100,000 Strong in the Americas

Fact Sheet
Bureau of Western Hemisphere Affairs
April 22, 2013


"...The United States will work with partners in this region, including the private sector, to increase the number of U.S. students studying in Latin America to 100,000, and the number of Latin American students
studying in the United States to 100,000."

- President Barack Obama

 Expanding and Enriching Study in the Americas

President Obama launched "100,000 Strong in the Americas" to focus attention on the critical importance of quality education to shared regional prosperity. Expanded exchange opportunities for students, the future leaders and innovators of our hemisphere, foster trade and business ties, strengthen bilateral relations, and prepare young people for the 21st century global workforce. The President believes that increasing student exchanges in the Western Hemisphere will build greater understanding among the people of the Americas and deepen our shared dedication to democracy, the rule of law, and tolerance.

Why the Americas

The future of the people and nations of the Americas is inextricably linked. The Hispanic population in the United States is more than 50 million and continues to grow. The middle class in Latin America has grown by 50 million in the last decade, and this growth will continue thanks to the region’s vast manufacturing, agricultural, and mineral resources. Approximately 40 percent of U.S. exports go to our Latin American and Caribbean neighbors. There is more energy in the Americas than the Middle East.
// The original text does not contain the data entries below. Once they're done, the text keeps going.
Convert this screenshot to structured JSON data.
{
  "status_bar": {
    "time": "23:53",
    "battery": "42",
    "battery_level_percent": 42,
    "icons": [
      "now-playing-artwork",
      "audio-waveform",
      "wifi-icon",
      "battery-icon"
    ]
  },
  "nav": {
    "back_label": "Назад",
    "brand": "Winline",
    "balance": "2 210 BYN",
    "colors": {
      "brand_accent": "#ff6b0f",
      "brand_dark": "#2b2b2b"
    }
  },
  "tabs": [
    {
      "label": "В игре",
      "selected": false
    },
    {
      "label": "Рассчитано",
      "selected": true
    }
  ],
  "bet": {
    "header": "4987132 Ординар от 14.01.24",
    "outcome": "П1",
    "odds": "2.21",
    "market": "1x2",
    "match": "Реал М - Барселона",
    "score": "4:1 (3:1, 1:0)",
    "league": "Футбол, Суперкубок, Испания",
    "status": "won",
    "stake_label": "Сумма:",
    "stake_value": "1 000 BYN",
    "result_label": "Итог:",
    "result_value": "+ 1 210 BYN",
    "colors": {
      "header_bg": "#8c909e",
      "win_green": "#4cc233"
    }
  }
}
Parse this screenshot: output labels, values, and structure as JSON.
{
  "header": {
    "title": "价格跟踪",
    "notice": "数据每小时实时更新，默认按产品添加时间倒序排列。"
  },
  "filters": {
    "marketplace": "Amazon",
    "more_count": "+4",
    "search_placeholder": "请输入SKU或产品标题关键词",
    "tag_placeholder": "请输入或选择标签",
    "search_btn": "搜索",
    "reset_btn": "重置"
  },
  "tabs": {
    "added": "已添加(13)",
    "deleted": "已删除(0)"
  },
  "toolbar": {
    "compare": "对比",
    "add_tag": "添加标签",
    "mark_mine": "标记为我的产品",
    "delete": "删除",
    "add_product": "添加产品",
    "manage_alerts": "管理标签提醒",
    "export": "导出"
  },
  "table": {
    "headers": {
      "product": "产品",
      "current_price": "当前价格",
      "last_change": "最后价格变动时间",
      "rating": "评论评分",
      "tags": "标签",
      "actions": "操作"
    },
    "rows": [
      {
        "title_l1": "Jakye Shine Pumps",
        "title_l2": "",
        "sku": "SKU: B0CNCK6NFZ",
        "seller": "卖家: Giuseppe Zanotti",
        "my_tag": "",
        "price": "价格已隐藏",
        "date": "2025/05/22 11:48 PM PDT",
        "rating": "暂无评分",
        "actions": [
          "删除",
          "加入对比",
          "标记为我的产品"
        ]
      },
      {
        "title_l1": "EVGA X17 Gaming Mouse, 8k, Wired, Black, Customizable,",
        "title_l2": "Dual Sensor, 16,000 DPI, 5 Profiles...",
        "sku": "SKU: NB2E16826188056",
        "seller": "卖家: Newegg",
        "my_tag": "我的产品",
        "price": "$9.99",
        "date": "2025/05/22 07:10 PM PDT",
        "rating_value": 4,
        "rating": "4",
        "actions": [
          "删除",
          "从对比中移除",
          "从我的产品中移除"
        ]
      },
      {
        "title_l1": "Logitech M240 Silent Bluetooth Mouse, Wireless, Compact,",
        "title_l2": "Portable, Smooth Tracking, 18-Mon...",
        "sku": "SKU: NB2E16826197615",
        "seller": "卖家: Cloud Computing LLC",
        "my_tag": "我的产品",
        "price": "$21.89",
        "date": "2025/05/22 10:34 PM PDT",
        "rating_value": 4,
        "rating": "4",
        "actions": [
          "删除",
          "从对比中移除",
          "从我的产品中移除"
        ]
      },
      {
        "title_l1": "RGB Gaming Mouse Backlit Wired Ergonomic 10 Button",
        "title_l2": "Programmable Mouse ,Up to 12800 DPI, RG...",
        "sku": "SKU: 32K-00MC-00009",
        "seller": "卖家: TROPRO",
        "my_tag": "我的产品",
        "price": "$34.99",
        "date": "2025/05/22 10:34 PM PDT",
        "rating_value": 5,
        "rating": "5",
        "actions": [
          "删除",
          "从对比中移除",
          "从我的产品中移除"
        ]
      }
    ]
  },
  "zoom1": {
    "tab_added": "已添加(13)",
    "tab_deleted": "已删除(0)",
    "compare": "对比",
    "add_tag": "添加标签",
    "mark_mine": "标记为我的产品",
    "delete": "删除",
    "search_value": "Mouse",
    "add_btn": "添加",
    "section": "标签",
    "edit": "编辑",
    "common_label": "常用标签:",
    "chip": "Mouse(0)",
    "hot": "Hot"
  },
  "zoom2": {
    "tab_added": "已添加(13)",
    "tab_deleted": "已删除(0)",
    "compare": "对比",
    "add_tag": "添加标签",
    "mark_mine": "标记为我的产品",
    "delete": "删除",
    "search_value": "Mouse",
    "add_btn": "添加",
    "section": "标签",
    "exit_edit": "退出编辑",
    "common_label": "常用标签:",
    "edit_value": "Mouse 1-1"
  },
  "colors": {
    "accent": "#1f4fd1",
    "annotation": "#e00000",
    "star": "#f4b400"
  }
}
By 2060, the population in the Americas is projected to be greater than that of China and we will be each other’s vendors and clients. 100,000 Strong will deepen relationships across the Hemisphere that enable young people to explore the Americas, understand our shared values and various cultures, and lead the process of greater commercial and social integration that will provide for increasing security and prosperity.

The Challenge

With approximately 40,000 U.S. students studying in Latin America and the Caribbean and 60,000 Latin American and Caribbean students studying in the United States each year, the goal is ambitious. We are seeking to more than double the number of exchange students in our region in less than ten years. Many Latin American and Caribbean students, particularly those of indigenous and Latinos of African descent, do not have the English language skills or resources to be successful at U.S. universities. Conversely, many U.S. students are unaware of the opportunities available in the hemisphere and U.S. colleges and universities are not set up to send large numbers of students abroad, facing obstacles such as how to transfer course credits, arranging tuition agreements, and how to handle off-cycle semesters.

The Solution

To implement the President’s vision, the Department of State has established a partnership with NAFSA: Association of International Educators, the world’s largest nonprofit association dedicated to international education, and Partners of the Americas, a leading voluntary and development agency with over 45 years of experience in the Americas. We help educational institutions develop partnerships that make international study more broadly available to all students. Our matching grant program leverages private and corporate giving so that universities and colleges can expand study abroad programs. This unique public-private partnership will educate and prepare tomorrow’s leaders through today’s investment by corporations, schools, and governments who understand the value of connecting the hemisphere through its young people.